Sort out your attitude problem, Mr. Punch

Punch and Judy isn't just for kids


Mr. Punch, whose violence and bad attitude has graced Britain's beaches and entertained its children for years, has been ordered to improve his anger management techniques.

In response to parents' complaints, a Derbyshire council has
introduced regulations banning Mr Punch's traditional vices from shows.

In the children's show which dates back at least 300 years, the Mr
Punch puppet regularly beats his wife with his 'slapstick' and murders his baby by battering it against a wall and throwing it downstairs.

Councillors say that these sights may further traumatise youngsters with violent backgrounds and they add that the use of a cap gun in the act is no longer funny in the wake of the Dunblane massacre.

Vivienne McDonald, a council spokeswoman, said: "We are not
against Punch and Judy or clowns - only certain features of their act."

'Professor' Glyn Edwards, who heads The World Wide Friends of
Punch and Judy and has himself been a Punchman for 40 years
ridicules the suggestion that Punch and Judy are harmful:

"Attacking Punch and Judy is rather like animal liberationists
complaining about Tom and Jerry.

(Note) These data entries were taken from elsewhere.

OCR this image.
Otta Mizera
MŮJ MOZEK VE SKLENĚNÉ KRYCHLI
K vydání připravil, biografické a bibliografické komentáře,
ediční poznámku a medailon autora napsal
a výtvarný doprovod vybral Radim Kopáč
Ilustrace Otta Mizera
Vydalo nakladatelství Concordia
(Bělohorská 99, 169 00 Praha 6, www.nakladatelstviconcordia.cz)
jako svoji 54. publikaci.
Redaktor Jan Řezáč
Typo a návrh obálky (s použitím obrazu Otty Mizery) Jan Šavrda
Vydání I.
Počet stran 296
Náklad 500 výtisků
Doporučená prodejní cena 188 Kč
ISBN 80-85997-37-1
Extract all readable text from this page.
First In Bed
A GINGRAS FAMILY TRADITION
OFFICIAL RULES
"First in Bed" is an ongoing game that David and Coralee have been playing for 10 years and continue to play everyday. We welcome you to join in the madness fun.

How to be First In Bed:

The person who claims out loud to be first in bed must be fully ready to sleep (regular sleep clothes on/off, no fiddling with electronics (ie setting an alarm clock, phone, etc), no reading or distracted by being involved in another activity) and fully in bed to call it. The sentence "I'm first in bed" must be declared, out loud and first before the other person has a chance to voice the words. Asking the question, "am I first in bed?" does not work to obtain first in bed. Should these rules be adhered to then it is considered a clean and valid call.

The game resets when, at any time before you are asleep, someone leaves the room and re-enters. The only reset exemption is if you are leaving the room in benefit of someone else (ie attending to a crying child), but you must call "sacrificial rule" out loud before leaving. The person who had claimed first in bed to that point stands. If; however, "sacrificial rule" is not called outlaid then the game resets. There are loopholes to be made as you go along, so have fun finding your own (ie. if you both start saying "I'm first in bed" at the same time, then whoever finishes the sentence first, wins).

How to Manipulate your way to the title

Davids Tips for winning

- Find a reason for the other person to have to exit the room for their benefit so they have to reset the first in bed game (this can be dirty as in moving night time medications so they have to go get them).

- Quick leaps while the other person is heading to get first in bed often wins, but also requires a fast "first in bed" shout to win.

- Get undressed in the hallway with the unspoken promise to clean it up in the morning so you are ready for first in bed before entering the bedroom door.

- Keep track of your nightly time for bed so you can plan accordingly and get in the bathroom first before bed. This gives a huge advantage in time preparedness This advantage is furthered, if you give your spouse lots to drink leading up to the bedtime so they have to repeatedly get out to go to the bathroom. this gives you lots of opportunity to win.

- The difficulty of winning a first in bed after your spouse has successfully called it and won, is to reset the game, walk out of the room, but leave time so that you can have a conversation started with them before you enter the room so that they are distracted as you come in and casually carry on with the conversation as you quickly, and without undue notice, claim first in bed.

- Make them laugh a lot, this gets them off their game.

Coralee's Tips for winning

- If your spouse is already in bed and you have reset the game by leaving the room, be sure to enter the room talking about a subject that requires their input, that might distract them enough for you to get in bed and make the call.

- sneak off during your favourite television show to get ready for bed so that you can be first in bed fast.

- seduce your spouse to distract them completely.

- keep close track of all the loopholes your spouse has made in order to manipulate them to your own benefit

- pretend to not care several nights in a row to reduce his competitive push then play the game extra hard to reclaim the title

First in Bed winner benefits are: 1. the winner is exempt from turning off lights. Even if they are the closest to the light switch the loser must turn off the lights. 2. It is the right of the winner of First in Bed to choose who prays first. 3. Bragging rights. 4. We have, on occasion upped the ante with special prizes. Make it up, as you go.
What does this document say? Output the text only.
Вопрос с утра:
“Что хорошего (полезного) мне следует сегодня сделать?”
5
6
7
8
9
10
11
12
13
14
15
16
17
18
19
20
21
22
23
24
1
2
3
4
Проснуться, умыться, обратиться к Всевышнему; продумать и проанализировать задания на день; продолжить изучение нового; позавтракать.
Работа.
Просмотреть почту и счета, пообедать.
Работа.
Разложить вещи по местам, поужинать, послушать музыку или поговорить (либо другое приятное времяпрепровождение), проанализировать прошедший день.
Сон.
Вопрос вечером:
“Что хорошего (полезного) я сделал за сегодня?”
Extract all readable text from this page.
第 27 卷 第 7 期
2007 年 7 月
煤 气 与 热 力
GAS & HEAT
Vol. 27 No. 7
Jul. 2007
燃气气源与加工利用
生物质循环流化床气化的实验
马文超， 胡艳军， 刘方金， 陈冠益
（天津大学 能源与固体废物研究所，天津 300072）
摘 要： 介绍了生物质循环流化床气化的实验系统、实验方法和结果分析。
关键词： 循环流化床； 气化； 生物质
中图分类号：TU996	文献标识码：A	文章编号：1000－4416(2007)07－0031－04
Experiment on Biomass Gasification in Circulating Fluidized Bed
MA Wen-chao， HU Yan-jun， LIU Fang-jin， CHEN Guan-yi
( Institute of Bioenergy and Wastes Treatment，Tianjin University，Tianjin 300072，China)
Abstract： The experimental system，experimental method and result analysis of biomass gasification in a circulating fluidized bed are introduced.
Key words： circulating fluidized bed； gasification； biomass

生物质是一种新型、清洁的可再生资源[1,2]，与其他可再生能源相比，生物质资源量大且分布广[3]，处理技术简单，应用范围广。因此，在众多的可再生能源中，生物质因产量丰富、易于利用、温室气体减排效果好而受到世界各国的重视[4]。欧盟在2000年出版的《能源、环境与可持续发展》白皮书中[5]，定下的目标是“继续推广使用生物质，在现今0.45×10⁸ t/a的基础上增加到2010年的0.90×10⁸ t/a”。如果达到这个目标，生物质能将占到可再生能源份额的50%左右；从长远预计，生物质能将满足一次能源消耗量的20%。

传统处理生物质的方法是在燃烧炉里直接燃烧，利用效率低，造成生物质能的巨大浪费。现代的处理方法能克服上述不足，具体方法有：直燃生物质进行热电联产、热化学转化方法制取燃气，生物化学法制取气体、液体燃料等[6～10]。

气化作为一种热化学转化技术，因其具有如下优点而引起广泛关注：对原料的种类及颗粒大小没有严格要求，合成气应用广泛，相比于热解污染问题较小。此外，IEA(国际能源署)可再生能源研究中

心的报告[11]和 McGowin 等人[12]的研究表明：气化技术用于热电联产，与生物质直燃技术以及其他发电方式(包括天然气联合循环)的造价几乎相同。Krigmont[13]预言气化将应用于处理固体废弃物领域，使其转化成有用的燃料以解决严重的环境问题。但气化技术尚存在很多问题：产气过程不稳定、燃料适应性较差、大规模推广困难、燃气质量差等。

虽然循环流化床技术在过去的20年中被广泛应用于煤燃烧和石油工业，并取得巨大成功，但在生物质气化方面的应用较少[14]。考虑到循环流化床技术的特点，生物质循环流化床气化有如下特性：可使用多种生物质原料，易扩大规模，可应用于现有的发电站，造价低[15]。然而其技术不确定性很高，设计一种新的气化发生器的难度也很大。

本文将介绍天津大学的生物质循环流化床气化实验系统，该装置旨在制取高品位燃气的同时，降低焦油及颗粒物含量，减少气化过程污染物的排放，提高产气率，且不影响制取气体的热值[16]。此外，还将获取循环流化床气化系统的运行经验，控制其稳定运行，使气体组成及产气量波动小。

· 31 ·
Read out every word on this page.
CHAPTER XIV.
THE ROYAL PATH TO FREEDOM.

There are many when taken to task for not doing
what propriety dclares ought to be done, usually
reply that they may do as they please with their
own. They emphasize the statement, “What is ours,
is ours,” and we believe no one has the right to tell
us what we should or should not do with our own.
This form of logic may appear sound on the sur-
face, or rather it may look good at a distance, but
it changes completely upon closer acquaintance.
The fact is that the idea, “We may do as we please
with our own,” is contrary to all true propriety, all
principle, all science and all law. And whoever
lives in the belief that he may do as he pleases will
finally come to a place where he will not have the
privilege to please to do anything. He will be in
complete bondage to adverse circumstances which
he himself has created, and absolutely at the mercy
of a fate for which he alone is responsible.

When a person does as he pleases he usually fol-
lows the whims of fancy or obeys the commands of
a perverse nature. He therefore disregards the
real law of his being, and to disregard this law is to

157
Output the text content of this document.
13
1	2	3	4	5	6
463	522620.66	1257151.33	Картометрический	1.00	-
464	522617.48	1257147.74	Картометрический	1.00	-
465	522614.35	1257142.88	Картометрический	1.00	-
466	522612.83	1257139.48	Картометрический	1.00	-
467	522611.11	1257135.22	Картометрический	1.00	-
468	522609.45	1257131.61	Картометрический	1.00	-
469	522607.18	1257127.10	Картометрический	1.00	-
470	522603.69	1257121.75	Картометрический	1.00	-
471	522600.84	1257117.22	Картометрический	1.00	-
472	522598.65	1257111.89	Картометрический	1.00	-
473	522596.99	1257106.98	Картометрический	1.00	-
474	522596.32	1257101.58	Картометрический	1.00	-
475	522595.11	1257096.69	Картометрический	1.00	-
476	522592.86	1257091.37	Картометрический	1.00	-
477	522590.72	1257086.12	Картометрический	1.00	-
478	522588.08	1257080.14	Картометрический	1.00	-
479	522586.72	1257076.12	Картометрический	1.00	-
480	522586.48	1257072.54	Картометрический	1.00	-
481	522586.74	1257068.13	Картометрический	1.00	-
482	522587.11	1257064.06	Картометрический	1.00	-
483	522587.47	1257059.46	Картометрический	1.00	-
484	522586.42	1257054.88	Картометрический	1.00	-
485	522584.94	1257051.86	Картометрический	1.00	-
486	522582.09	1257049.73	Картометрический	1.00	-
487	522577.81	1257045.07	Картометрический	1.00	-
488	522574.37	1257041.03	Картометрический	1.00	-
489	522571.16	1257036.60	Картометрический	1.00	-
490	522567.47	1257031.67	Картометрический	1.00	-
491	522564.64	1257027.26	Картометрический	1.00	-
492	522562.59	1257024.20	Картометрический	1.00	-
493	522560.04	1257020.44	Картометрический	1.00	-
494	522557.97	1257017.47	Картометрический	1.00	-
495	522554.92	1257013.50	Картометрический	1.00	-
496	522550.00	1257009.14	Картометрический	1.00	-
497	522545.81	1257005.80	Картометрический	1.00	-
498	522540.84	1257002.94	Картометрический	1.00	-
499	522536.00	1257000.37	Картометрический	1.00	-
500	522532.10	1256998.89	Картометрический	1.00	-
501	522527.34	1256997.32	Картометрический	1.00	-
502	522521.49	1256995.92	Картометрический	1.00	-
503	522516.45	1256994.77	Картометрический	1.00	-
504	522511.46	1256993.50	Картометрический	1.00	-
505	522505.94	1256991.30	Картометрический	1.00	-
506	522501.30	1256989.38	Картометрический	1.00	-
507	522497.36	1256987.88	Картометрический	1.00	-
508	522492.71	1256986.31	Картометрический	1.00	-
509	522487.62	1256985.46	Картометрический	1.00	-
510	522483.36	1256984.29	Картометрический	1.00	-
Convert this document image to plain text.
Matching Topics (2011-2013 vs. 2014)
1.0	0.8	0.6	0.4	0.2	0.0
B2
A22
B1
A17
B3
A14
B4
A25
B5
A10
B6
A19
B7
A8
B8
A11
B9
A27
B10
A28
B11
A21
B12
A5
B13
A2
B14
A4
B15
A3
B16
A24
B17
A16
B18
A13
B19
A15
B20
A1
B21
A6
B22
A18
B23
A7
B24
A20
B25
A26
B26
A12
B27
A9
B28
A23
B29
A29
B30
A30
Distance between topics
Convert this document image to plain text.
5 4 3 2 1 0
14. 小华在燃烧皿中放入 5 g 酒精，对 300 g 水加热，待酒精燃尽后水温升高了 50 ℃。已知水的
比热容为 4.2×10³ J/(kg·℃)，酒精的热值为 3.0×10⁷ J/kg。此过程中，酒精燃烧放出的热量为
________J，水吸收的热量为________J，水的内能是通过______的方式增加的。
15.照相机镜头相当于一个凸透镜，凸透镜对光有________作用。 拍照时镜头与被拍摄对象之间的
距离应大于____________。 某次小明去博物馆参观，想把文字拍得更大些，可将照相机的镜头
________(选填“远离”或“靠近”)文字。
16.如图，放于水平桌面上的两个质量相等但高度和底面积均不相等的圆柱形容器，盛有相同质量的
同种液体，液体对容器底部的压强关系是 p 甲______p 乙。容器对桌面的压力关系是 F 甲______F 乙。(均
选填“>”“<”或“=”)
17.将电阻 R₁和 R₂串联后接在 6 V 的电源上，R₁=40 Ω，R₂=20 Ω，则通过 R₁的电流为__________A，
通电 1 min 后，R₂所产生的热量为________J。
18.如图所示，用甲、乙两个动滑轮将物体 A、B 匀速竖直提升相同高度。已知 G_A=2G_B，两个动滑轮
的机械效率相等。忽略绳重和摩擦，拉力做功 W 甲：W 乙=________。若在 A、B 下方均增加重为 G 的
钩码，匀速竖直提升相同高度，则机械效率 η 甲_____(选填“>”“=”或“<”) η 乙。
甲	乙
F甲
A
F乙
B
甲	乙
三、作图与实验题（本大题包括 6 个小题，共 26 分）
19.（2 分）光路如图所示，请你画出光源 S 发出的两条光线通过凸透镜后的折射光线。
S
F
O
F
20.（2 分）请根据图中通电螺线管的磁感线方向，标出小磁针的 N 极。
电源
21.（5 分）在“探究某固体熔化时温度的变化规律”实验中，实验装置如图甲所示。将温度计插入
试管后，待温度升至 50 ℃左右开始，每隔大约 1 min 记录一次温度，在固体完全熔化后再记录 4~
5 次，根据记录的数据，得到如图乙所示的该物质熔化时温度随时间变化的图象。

You are treating a fantasy as if it was real life. "If one clown kicks another in a circus ring, it's funny. If the same thing happens in Marseille it is football hooliganism."

North Derbyshire Women's Aid, however, which deals with domestic violence, said it was pleased at the council's move:

"A lot of children who come to us have witnessed violence in the home - if they are going out to a show and seeing that again, we would think that would have an effect on them."

This is not the first time that Punch and Judy has come under attack. When protesters tried to enlist the aid of Charles Dickens, he responded: "I regard it as quite harmless in its influence and no more than an outrageous joke."

Some Derbyshire councillors and parents, it seems, no longer find it funny.